Nueva York Al culminar las conversaciones sobre el control del tráfico ilícito de armas pequeñas, el Programa de las Naciones Unidas para el Desarrollo (PNUD), México, Suiza y otros países instaron a aumentar el compromiso internacional para reducir la violencia armada en todo el mundo.

“La violencia armada exacerbada por las armas ilícitas destruye comunidades, la estabilidad económica y el estado de derecho; desestabiliza gobiernos legítimos y extingue toda esperanza de eliminar la pobreza de las personas que viven en zonas de conflicto,” manifestó Jordan Ryan, Administrador Auxiliar del PNUD, durante la conferencia de los Estados Miembros de la ONU.

“Cada año mueren más de medio millón de personas como resultado de la violencia armada. El promedio mundial es de una víctima por minuto", expresó Ryan en una declaración en la Conferencia encargada del examen del  Programa de Acción sobre Armas Pequeñas y Ligeras, que se celebró aquí del 27 de agosto al 7 de setiembre.

México, que junto con el PNUD y el Gobierno de Suiza fue co-anfitrión de un evento en el marco de la conferencia, sufre serios problemas por el tráfico ilícito de armas pequeñas y ligeras, al igual que las regiones de América Central y el Caribe.

“Exacerba el crimen organizado con serias consecuencias humanitarias,” expresó el Embajador Yanerit Morgan, Encargado de Negocios y Representante Permanente Adjunto de México ante las Naciones Unidas. “Para abordar este desafío, México está promoviendo un enfoque integral que incluye el vínculo entre la demanda de armas y la pobreza, inseguridad e injusticia.”

Los enfoques orientados a promover el desarrollo pueden reducir la disponibilidad y el mal uso de las armas, “y, en última instancia, promover la seguridad humana,” expresó.

El control de armas pequeñas y ligeras es una pequeña parte, aunque crucial, de una agenda más amplia de desarrollo, dijo Ryan. “Aumentar el control sobre las armas no es la única pieza del rompecabezas. El enfoque del PNUD para reducir la violencia armada reúne a la policía, el gobierno local, comunidades de profesionales del desarrollo y prestadores de servicios públicos en la construcción de la paz.”

“No hay duda que la oferta de Armas Pequeñas y Ligeras debe ser regulada y controlada,” dijo Paul Seger, Representante Permanente de Suiza ante las Naciones Unidas. “Sin embargo, lo que se descuida con frecuencia es la demanda. Tanto la oferta como la demanda de armas pequeñas y ligeras deben ser tomadas en cuenta cuando se abordan los vectores de la violencia armada.”

En los casi 25 países afectados por la crisis, donde el PNUD trabaja para promover la justicia y seguridad, las intervenciones pueden consistir en medidas tales como hacer el sector justicia más eficaz, ayudar a las personas a resolver disputas en sus comunidades, crear oportunidades de trabajo y generación de ingresos y hacer que los gobiernos sean más susceptibles de rendir cuentas y más receptivos a su ciudadanía.

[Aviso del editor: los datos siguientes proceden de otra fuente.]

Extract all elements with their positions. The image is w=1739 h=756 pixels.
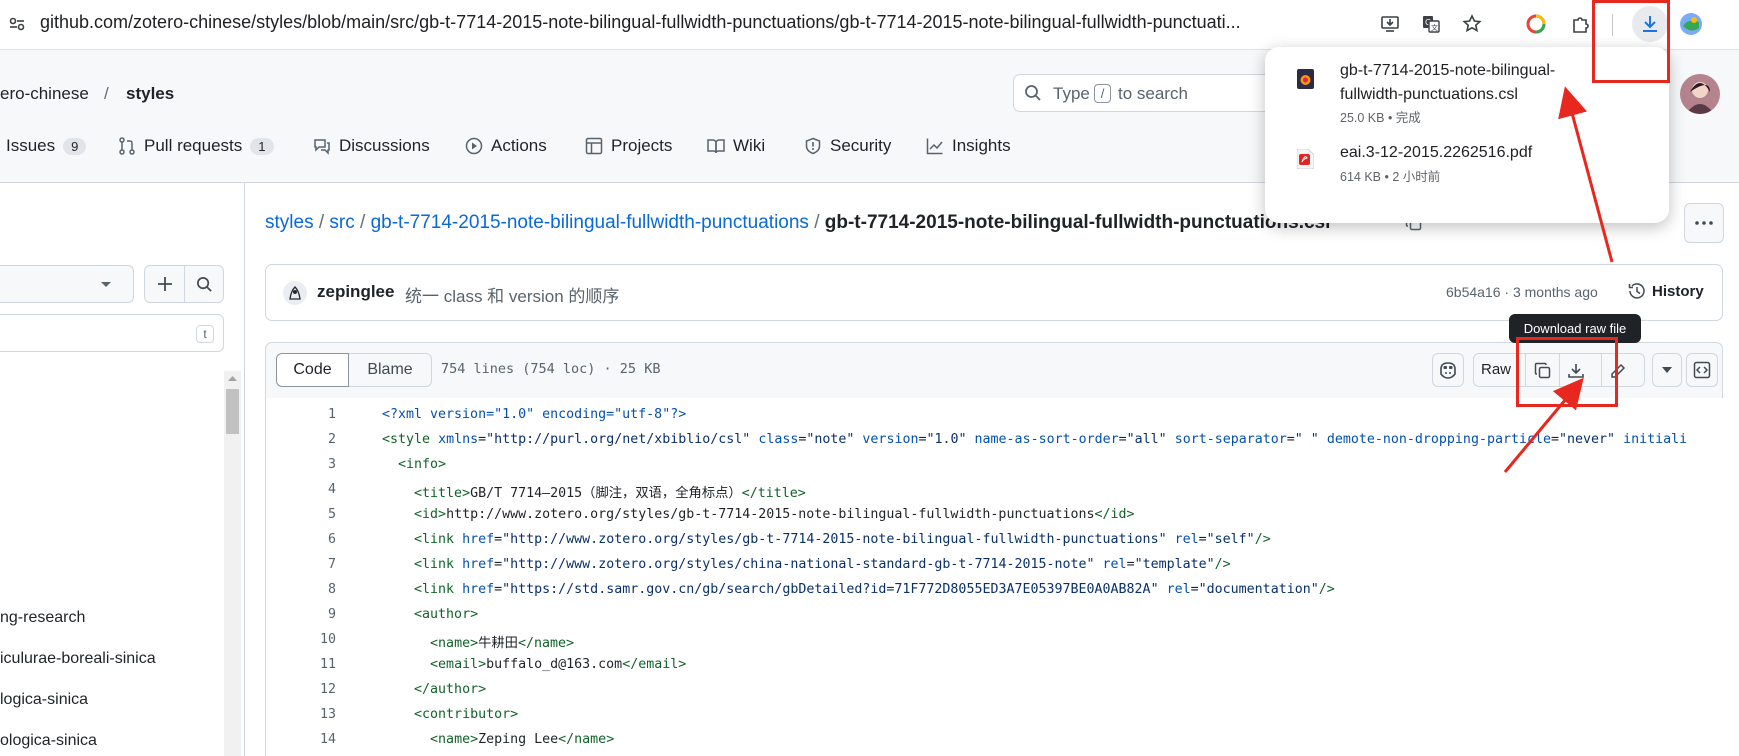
annotation-arrow-to-button xyxy=(1503,377,1584,473)
annotation-arrow-up xyxy=(1558,86,1614,263)
screen: github.com/zotero-chinese/styles/blob/ma… xyxy=(0,0,1739,756)
annotation-arrows xyxy=(1503,86,1614,473)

En El Salvador, un plan apoyado por el PNUD ayudó a reducir las tasas de asesinatos en un promedio general de 12 por ciento entre los municipios. En Guatemala, el PNUD trabajó con el gobierno para ayudar a prohibir las armas de fuego en los espacios públicos.

El PNUD contribuyó a elaborar un conjunto de estándares de control de armas pequeñas presentado durante las conferencias para orientar a las agencias de la ONU y los Estados Miembros en la gestión de arsenales, marcado y registro de armas, rastreo de armas a su último dueño legal y recolección y destrucción de armas ilícitas e innecesarias.

Desde hace mucho tiempo el PNUD apoya el desarrollo e implementación de instrumentos internacionales similares , incluida la Convención sobre Municiones en Racimo, la Convención sobre la Prohibición de Minas  y, más recientemente, la Declaración de Ginebra sobre la Violencia Armada y el Desarrollo—una iniciativa conjunta de Suiza y el PNUD, y suscrita por 112 Estados Miembros, orientada a abordar el vínculo entre la violencia armada y el desarrollo.